Documentation |
On this page… |
---|
What Are Lasso and Elastic Net? Lasso and Elastic Net with Cross Validation |
Lasso is a regularization technique. Use lasso to:
Reduce the number of predictors in a regression model.
Identify important predictors.
Select among redundant predictors.
Produce shrinkage estimates with potentially lower predictive errors than ordinary least squares.
Elastic net is a related technique. Use elastic net when you have several highly correlated variables. lasso provides elastic net regularization when you set the Alpha name-value pair to a number strictly between 0 and 1.
See Lasso and Elastic Net Details.
For lasso regularization of regression ensembles, see regularize.
To see how lasso identifies and discards unnecessary predictors:
Generate 200 samples of five-dimensional artificial data X from exponential distributions with various means:
rng(3,'twister') % for reproducibility X = zeros(200,5); for ii = 1:5 X(:,ii) = exprnd(ii,200,1); end
Generate response data Y = X*r + eps where r has just two nonzero components, and the noise eps is normal with standard deviation 0.1:
r = [0;2;0;-3;0]; Y = X*r + randn(200,1)*.1;
Fit a cross-validated sequence of models with lasso, and plot the result:
[b fitinfo] = lasso(X,Y,'CV',10); lassoPlot(b,fitinfo,'PlotType','Lambda','XScale','log');
The plot shows the nonzero coefficients in the regression for various values of the Lambda regularization parameter. Larger values of Lambda appear on the left side of the graph, meaning more regularization, resulting in fewer nonzero regression coefficients.

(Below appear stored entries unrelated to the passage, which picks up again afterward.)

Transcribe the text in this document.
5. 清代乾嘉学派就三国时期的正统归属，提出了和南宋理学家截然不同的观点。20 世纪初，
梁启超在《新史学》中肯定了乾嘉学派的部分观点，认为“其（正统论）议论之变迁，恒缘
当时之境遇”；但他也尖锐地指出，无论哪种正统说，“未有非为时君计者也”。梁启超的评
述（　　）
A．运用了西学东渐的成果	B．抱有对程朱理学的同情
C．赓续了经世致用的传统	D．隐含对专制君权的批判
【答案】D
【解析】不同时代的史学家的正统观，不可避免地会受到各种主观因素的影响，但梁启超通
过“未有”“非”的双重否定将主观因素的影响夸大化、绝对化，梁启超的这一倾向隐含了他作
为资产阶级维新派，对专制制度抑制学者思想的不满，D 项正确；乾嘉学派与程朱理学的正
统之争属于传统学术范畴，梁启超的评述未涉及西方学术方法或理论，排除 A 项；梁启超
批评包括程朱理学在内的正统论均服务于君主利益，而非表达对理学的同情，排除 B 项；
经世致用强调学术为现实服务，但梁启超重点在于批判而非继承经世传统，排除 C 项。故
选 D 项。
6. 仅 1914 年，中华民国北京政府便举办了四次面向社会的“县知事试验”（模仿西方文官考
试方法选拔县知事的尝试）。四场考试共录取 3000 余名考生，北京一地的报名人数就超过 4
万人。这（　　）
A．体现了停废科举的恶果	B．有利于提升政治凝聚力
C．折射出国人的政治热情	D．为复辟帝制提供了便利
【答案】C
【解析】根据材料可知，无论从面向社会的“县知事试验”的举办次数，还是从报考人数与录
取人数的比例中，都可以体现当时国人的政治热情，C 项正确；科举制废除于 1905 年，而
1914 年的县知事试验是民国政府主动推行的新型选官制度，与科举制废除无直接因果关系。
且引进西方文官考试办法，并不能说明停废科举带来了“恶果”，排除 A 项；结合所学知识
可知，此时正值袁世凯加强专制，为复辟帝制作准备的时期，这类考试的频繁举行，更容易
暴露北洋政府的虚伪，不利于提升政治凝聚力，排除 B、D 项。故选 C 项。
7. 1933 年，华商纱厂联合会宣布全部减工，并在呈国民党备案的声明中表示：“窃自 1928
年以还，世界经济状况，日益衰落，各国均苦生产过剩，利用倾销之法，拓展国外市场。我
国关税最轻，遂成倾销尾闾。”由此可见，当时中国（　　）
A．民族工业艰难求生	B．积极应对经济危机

The dashed vertical lines represent the Lambda value with minimal mean squared error (on the right), and the Lambda value with minimal mean squared error plus one standard deviation. This latter value is a recommended setting for Lambda. These lines appear only when you perform cross validation. Cross validate by setting the 'CV' name-value pair. This example uses 10-fold cross validation.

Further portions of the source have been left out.